These last few weeks have been trying. I like to consider myself an optimist but these days, the glass appears emptier and emptier. I think that I play fair. I try to always empathize with others. I have tried to approach all of my relationships, professional and personal, with integrity. Both my husband and I have, what I consider to be, a strong moral compass and we try very diligently to instill this in our children. We are not perfect. We make mistakes and we haven’t always made everyone happy, but we always try to be firmly grounded on the side of the good.
But these past few weeks, I have been wondering if it may have been wiser to take some shortcuts at times. In my work, I would never sacrifice patient care to take the easier road but in some of my relationships, it is beginning to seem that the value I have placed on truth, honesty and integrity has not always been reciprocated. Pride and money are powerful incentives for a lot of people. Friends become foes and family becomes enemies when dollars and egos get involved.
The cynicism was beginning to settle in.
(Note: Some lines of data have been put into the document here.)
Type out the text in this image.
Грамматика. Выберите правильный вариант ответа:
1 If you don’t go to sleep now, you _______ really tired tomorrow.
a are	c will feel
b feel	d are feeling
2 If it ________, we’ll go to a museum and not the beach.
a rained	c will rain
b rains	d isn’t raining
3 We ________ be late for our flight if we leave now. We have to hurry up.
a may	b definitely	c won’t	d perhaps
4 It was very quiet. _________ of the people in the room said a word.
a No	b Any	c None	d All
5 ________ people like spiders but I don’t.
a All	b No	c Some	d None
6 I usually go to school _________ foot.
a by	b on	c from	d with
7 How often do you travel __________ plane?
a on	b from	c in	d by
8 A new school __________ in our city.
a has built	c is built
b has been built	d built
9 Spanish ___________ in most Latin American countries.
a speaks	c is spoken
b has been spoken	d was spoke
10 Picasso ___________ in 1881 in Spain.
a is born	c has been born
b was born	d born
Last night, my boys rented a movie for $6. I said to my husband that we really should start streaming movies for free like everyone else. My husband, true to his character, replied “If everyone else is doing it, does it make it okay?” This made me think. He was right of course. It doesn’t make it okay. It was the same point I have been trying to make with my children for years. I told him how I was feeling disillusioned with always trying to do the right thing. That it was exhausting and people didn’t always appreciate your actions or give you credit anyway. Sometimes, they even took advantage of you and left you feeling exploited. He, in response, told me to think of myself as the tortoise. The hare may make it to the finish line but in the end, the tortoise wins. Slowly, but surely, the tortoise keeps following the path he believes in until finally, he wins at the end while holding his head up high and never giving up to search for the easier way.
So I am reminding myself that the race is long. The good guys can’t possibly finish last. I refuse to believe that. There may be hurdles and it may seem like it would have been easier at times to stoop to the levels of those around you, but at the end of it all, as Mary Schmich says, “the race is long, and in the end it is only with yourself”. I want to stand tall at the finish line. Just like the tortoise.